31 Temmuz 2009 Cuma

Felsefe Eşliğinde Aşka Yolculuk...

Charlotte Greig' in okuduğum ilk kitabı Felsefe Eşliğinde Aşka Yolculuk...

Alacakaranlık etkisinden kurtularak başka kitaplara da bakmaya sonunda başladım. Ama pekde iyi bir seçim yapmamışım. Sevgilimle çoğu zaman çok farklı kitap zevklerimiz var, başucunda bu kitabı görünce çok ilgimi çekti, başlık, renkler, kapak resmi çok hoşuma gitti ve elimdeki kitap biter bitmez başladım...

Felsefe öğrencisi Susannah, kendinden 10 yaş büyük Jason ile birlikte yaşamaktadır. Jason sayesinde okul arkadaşlarına göre çok daha rahat yaşarken sınıf arkadaşı Rob ile yaşamaya başladığı aşk ortalığı bulandırır ve bir karar vermek zorunda kalır. Kararı verirken ailesinin yada arkadaşlarının düşüncelerini dinlemek yerine üç önemli felsefecinin kitaplarına başvurur: Nietzsche, Heidegger ve Kierkegaard.

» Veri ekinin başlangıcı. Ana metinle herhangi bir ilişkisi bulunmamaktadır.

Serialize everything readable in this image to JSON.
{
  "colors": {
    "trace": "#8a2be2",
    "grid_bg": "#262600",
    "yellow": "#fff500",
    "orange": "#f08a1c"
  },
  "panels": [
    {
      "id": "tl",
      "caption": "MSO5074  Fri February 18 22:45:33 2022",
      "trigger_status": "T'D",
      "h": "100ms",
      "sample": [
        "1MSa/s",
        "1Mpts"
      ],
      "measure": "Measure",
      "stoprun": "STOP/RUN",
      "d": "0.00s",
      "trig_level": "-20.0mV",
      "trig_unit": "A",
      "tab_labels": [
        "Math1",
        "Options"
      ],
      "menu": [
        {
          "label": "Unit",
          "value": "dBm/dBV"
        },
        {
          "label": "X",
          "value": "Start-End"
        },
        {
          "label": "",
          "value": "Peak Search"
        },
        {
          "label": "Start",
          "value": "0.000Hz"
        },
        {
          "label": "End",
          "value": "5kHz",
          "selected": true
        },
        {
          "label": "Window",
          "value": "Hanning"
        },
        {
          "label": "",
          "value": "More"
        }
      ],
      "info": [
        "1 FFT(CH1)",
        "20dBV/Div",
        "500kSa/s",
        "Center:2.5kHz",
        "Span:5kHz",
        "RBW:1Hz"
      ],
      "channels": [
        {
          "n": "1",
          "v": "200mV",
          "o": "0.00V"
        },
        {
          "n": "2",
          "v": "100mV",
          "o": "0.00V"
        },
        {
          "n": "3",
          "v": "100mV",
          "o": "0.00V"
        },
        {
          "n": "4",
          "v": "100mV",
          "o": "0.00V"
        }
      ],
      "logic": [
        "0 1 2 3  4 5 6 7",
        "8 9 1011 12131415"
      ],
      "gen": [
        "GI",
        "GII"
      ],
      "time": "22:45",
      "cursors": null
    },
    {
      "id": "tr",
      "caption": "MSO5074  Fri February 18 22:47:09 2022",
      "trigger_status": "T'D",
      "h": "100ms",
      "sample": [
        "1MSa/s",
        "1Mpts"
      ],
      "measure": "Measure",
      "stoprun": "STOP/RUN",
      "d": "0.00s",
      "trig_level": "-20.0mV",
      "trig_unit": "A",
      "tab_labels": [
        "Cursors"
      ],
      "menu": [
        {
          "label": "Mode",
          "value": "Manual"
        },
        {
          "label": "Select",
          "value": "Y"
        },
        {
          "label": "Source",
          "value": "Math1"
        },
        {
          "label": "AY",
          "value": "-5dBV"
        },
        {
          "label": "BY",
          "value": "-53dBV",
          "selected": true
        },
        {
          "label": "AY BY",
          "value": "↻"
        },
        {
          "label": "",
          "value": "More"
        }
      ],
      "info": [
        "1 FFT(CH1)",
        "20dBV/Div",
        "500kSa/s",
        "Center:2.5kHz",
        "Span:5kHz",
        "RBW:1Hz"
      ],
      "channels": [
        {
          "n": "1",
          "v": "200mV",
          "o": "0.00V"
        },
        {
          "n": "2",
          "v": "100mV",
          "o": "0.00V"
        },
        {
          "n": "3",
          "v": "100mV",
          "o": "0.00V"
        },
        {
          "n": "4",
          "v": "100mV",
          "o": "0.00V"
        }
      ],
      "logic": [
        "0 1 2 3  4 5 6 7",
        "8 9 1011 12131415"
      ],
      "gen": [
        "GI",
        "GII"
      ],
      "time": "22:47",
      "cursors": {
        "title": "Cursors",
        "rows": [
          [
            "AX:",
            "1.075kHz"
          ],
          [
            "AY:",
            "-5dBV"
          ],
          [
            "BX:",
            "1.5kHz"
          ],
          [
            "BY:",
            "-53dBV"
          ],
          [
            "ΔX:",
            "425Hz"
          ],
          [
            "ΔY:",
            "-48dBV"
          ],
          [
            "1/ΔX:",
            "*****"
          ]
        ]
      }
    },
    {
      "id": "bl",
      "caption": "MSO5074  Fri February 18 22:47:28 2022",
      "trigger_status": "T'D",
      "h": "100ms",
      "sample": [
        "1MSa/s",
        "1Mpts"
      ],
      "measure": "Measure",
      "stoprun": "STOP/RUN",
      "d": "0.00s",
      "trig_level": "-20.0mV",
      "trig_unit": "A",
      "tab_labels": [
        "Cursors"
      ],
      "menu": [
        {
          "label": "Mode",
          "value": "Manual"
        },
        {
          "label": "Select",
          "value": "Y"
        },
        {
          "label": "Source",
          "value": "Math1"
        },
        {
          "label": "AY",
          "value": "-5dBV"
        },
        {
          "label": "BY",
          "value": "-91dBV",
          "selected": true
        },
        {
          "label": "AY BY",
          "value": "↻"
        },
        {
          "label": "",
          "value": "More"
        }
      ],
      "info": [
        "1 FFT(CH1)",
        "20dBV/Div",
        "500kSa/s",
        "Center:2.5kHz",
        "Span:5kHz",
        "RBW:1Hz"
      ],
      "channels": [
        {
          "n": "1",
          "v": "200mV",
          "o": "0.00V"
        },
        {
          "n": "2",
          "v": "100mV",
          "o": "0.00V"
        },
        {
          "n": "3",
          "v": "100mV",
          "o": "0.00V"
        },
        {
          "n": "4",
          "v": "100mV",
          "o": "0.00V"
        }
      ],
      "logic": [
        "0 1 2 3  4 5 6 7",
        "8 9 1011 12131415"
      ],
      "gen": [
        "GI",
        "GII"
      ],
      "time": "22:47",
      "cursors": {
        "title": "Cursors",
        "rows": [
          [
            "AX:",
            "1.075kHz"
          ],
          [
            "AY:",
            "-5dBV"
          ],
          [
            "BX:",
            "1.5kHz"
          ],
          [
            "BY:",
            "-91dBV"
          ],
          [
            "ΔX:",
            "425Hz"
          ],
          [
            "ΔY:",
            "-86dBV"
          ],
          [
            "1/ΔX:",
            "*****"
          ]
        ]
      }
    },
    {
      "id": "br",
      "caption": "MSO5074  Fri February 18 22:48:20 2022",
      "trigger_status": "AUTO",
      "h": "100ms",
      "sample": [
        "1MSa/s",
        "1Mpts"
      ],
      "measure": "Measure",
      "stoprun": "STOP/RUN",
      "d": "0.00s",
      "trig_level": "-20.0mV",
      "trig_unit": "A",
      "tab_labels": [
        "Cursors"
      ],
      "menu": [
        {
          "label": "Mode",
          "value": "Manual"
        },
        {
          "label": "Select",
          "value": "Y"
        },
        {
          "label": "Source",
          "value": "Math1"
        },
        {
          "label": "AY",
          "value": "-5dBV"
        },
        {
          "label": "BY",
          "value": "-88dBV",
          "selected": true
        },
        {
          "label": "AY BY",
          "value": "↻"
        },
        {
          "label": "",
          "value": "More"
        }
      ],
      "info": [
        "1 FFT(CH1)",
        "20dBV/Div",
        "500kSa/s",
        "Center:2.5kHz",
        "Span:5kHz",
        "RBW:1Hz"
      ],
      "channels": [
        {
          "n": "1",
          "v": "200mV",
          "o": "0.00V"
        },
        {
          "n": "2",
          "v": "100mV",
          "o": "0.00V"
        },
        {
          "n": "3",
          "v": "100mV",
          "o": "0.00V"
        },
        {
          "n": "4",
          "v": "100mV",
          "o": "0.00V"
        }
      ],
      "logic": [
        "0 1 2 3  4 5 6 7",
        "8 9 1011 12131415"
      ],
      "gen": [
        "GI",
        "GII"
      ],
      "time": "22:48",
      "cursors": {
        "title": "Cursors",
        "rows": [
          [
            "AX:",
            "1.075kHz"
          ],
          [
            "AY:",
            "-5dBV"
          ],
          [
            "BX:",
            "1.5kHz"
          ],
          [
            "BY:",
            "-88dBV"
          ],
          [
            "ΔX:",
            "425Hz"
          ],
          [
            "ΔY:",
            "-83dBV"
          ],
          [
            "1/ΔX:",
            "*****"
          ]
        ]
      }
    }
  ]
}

Felsefecilerden alıntı yaptığı, onların yorumlarını yazdığı bölümlerde -doğal olarak- aynı cümleyi 3-4 kez okuduğum oldu -anladım mı? bir ömür lazım bu arkadaşları anlamak için, çok da kasmadım:)- ama onları dışında yalın anlatımı vardı -yine doğal olarak-.

Öyle aman aman bir kitap değildi ama daha kötüsü sonu bence askıda kaldı...

30 Temmuz 2009 Perşembe

Sadece büyümekle kalmıyorlar içimdeki mutluluğuda büyütüyorlar...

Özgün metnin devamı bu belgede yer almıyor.